The town’s stores will also be able to stay open until midnight after a reform came into force promising to free up opening hours in the country.

Paris is already home to several new “international tourist zones” that allow for Sunday and late night openings, but the changes are slowly being spread out across the country.

As well as Cannes and Nice, shops in Normandy's Deauville will also be able to open on Sundays and until midnight during the week as will stores in Saint-Laurent-du-Var and Cagnes-sur-Mer on the south coast.

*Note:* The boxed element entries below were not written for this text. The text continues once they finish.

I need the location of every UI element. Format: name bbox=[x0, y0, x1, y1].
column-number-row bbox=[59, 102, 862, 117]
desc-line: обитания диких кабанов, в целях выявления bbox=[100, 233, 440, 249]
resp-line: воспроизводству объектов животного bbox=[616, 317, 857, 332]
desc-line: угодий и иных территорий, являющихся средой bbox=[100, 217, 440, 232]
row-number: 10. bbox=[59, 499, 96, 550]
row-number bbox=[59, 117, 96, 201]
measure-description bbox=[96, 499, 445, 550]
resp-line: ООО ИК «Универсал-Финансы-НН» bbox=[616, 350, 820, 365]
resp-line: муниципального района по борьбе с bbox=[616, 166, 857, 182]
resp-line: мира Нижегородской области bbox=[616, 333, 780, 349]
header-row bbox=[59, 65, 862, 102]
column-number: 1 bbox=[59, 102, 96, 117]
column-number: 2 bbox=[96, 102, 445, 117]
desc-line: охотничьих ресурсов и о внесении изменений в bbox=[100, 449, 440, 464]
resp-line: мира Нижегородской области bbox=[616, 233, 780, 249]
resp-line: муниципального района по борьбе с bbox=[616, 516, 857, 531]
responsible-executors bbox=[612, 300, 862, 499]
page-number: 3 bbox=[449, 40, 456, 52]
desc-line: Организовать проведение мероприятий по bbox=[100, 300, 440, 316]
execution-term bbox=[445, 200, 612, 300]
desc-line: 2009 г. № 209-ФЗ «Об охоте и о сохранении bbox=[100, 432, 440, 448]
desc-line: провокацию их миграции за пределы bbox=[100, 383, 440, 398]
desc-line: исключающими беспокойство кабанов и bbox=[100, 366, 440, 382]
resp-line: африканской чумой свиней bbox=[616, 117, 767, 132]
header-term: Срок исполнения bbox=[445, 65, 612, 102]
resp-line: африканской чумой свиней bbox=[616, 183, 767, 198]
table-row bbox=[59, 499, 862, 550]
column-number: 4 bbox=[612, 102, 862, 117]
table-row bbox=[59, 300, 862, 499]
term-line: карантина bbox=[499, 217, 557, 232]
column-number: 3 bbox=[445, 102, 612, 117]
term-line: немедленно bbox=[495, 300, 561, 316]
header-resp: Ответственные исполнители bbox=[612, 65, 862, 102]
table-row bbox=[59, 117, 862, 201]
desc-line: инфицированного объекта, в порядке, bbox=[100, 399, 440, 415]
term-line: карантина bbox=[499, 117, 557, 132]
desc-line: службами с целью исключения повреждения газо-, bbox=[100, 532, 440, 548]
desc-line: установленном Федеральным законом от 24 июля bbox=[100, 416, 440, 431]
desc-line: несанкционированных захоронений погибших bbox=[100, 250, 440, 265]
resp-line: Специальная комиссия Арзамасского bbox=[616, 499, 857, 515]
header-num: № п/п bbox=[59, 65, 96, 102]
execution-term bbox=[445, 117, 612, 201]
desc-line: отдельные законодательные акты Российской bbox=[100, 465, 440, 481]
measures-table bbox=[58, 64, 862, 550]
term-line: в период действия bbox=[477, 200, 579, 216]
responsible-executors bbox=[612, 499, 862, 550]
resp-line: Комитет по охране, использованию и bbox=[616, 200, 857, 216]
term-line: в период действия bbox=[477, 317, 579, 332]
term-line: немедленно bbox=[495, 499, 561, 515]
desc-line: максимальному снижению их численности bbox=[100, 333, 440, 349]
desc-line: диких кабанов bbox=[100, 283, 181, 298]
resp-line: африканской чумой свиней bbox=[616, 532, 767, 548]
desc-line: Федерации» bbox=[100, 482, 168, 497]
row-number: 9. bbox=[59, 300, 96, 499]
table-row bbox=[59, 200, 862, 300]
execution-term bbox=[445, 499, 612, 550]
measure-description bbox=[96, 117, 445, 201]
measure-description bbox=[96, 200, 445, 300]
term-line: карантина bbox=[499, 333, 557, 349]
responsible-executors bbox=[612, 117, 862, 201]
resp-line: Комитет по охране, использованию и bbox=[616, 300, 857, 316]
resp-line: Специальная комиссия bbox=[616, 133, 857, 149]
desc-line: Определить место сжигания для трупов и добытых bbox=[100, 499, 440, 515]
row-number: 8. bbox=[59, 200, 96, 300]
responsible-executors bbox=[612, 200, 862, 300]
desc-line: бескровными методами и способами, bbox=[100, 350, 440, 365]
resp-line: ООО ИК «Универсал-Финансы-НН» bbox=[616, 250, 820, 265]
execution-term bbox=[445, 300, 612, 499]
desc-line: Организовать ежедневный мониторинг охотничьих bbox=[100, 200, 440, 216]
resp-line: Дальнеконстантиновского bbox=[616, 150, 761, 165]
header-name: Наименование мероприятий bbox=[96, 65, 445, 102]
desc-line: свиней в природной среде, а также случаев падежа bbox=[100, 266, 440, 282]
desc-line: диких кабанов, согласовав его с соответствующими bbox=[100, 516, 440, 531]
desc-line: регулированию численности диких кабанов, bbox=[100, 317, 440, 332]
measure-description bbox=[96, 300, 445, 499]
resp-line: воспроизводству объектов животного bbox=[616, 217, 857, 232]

The commercial centre Val d’Europe, located near Disneyland Paris will also be able to introduce more flexible opening hours.

The tourist zones were created as part of the 2015 Macron law, named after France’s Economy Minister Emmanuel Macron.

The reform, part of an overall plan to free-up the French economy and boost growth, saw 12 special shopping zones created in Paris.

The reform was motivated by the desire by French authorities to take advantage of Paris being the most visited city in the world and to get the tourists spending more of their euros in the capital's stores.

SEE ALSO: 'It's a day of rest!' French unions blast Sunday shopping

The rough criteria for being able to qualify as an “International Tourist Zone” (ITZ) is having a “global reputation for commercial, cultural or leisure reasons”, “being served by national and international transport links” as well as being able to count on huge numbers of tourist visitors.

Story continues below…

The Sunday shopping zones may have gone down well with businesses and shoppers, but not everyone is for them.

The mayor of Paris Anne Hidalgo was vehemently against more Sunday shopping in Paris and has vowed to overturn the reform.

Hidalgo wrote a vitriolic letter to Macron criticizing his "fantasy of turning Paris into a city dedicated to consumerism" and "ignorance of the commercial fabric of Paris that pulls in tourists from around the world."
In the published letter, she criticized the commercial "tourist zones" and points out they will kill off some of the 15,000 small independent stores that are already open on Sundays.
"They will destroy the ecosystem that is an international emblem of our city," Hidalgo wrote.
Unions representing store workers have also fought hard against the new rules and certain stores like the Galeries Lafayette and Printemps in Paris remain closed on most Sundays because of an ongoing dispute between unions and bosses.